Review
by Scott Owens
WHAT TO DO WITH A DYING PARAKEET
Corey Cook
Pudding House, 2009
ISBN: 1589988299
I teach a series of workshops called “Writing Momentous Poetry,” by which I mean not poetry of great importance necessarily but rather poetry that explores and reveals the significance of particular moments in our individual and communal social, historical, and even fictitious lives. The workshops have produced a large number of outstanding poems from a wide range of writers. Although Corey Cook has never taken these workshops, he, like many successful poets, seems to have come to an understanding of the importance of focusing on moments without the benefit of the workshops. That understanding is wonderfully displayed in his chapbook, What to Do with a Dying Parakeet.

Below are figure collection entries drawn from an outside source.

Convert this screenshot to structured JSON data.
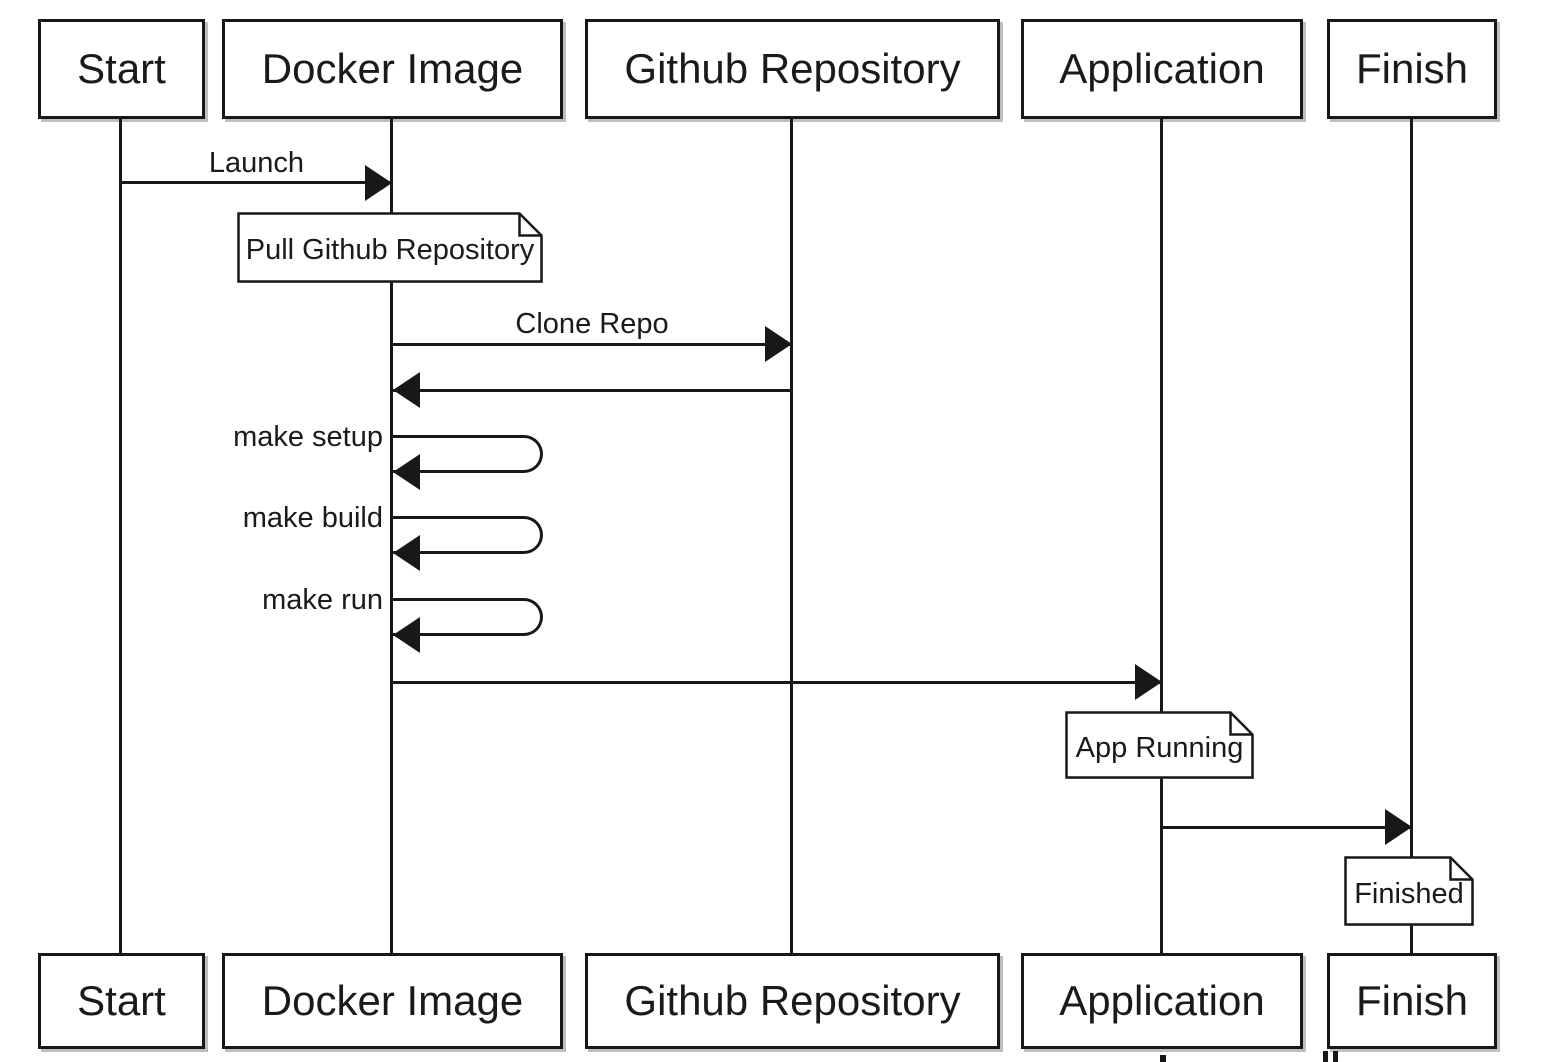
{
  "diagram": {
    "kind": "uml-sequence-diagram",
    "background_color": "#ffffff",
    "stroke_color": "#181818",
    "text_color": "#1a1a1a",
    "note_fill_color": "#ffffff",
    "shadow_color": "#6e6e6e"
  },
  "participants": [
    {
      "name": "Start"
    },
    {
      "name": "Docker Image"
    },
    {
      "name": "Github Repository"
    },
    {
      "name": "Application"
    },
    {
      "name": "Finish"
    }
  ],
  "messages": [
    {
      "label": "Launch",
      "from": "Start",
      "to": "Docker Image",
      "type": "solid-arrow"
    },
    {
      "label": "Clone Repo",
      "from": "Docker Image",
      "to": "Github Repository",
      "type": "solid-arrow"
    },
    {
      "label": "",
      "from": "Github Repository",
      "to": "Docker Image",
      "type": "solid-arrow"
    },
    {
      "label": "make setup",
      "from": "Docker Image",
      "to": "Docker Image",
      "type": "self-arrow"
    },
    {
      "label": "make build",
      "from": "Docker Image",
      "to": "Docker Image",
      "type": "self-arrow"
    },
    {
      "label": "make run",
      "from": "Docker Image",
      "to": "Docker Image",
      "type": "self-arrow"
    },
    {
      "label": "",
      "from": "Docker Image",
      "to": "Application",
      "type": "solid-arrow"
    },
    {
      "label": "",
      "from": "Application",
      "to": "Finish",
      "type": "solid-arrow"
    }
  ],
  "notes": [
    {
      "text": "Pull Github Repository",
      "over": "Docker Image"
    },
    {
      "text": "App Running",
      "over": "Application"
    },
    {
      "text": "Finished",
      "over": "Finish"
    }
  ]
}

Somewhat ironically, what one is likely to remember after a first reading of Cook’s collection are two poems that seem to be outside the primary thematic and narrative flow of the book. “What to Do with a Dying Parakeet” and “Resuscitation Annie” are both quirky, original, and very memorable. And neither of them seem to fit in a book dedicated to the author’s grandmother and in which nearly every other poem deals with the speaker’s grandparents and other family experiences. These two poems do, however, dovetail nicely with the modus operandi of the other poems in the way they focus tightly on the details, imagery, and experience of a single moment.

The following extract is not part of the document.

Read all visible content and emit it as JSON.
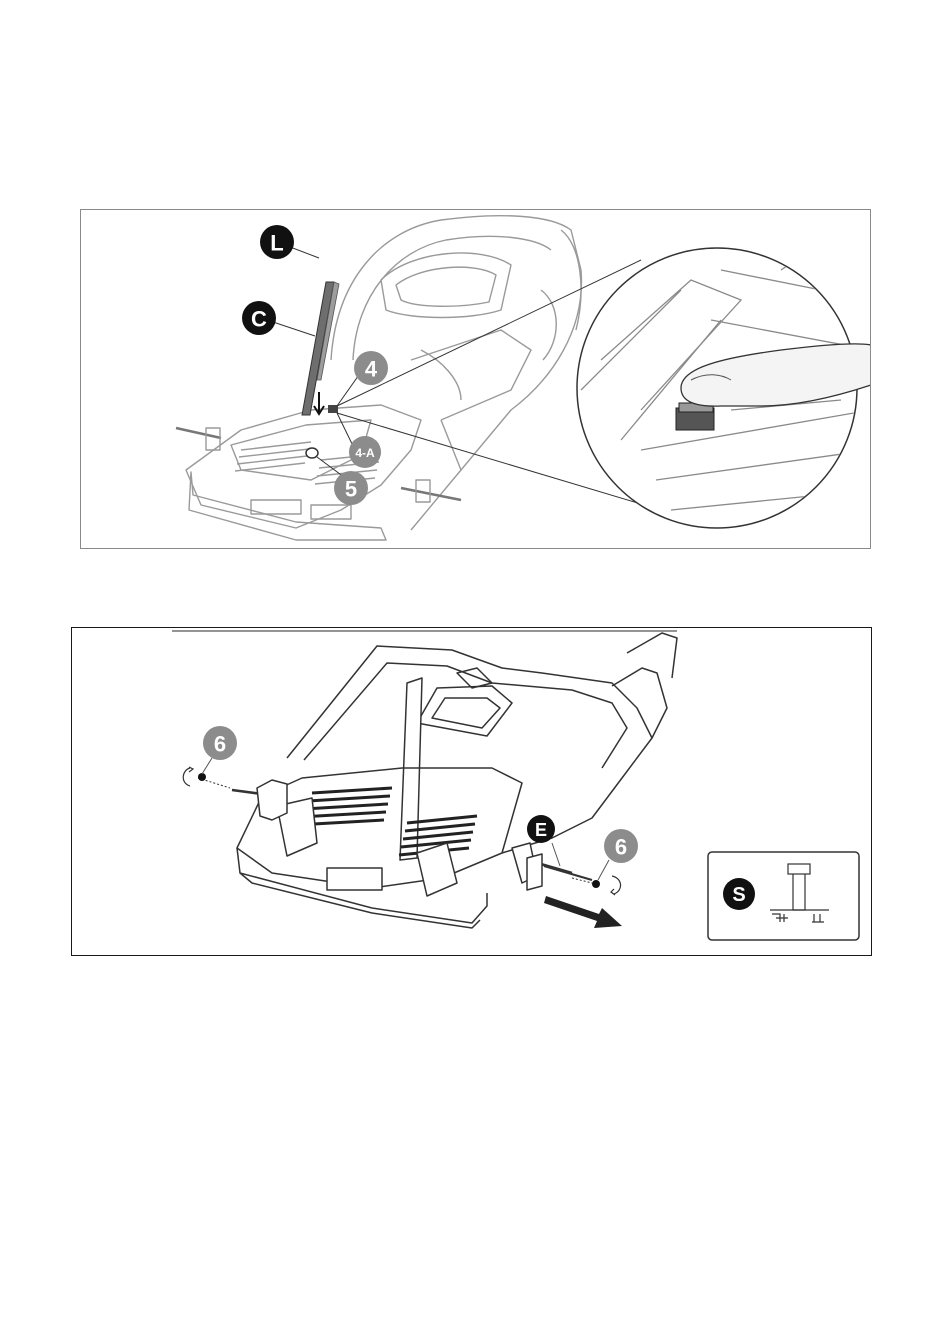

“Resuscitation Annie,” the most surreal of these poems, uses the metaphor of a person trying to revive a CPR practice doll to make a comment on co-dependent relationships and how the “liveliness” of the dependent partner can only surface when the provider no longer fulfills that role:
She kept taking from me
and I kept giving.
I should have known better.
she had no lungs, no heart
to jump start. I finally gave up
and rested my sweaty cheek
on her chest only to be woken
by someone’s breath
on the back of my neck.
Similarly, “What to Do with a Dying Parakeet” has a bit of a surreal quality as two people consider the various ways they might euthanize their dying parakeet:
We could drop a rock on him,
drown him in the sink, poison
him with household products, hold
him inches from the exhaust pipe
of Mom’s running car.
Both poems focus on human incapacities and the moment of resolution.

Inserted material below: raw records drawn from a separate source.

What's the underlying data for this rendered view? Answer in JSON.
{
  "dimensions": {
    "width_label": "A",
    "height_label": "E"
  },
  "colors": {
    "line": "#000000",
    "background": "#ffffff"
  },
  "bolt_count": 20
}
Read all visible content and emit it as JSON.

To capture a moment in memory is to grant that moment value. To further convey that memory through words is to express a sort of reverence towards that moment. Of course, in memory a series of moments may coalesce into a single remembered event, such that instead of remembering every “Sunday Morning” individually, we construct a Sunday morning prototype that includes or represents details from years worth of Sunday mornings. This is the larger part of what Cook achieves in What to Do with a Dying Parakeet, where, for example, the poem “Spring” suggests not just the moment the speaker’s grandfather helped birth a lamb, but in a larger sense also how it feels to be in the spring of one’s life. This poem, and others, also suggest that the meaningfulness of archetypal moments such as “Spring,” “Thanksgiving,” and “Sunday Morning” are made not just by the cycles of nature, society or tradition, but as much or more by the particular actions of individual people: a grandmother “humming / above a sizzling pan, spatula clacking; or an aging family member who “sits and smiles, // smiles and laughs in front of the windows, the family / headstone an unyielding omen behind her bald head.”
Ultimately, poems such as these remind us of the importance of paying attention to the moment before us, of how fleeting such moments can be. They remind us, as Galway Kinnell does in “Little Sleep’s Head Sprouting Hair in the Moonlight,” to “learn to reach deeper / into the sorrows / to come.”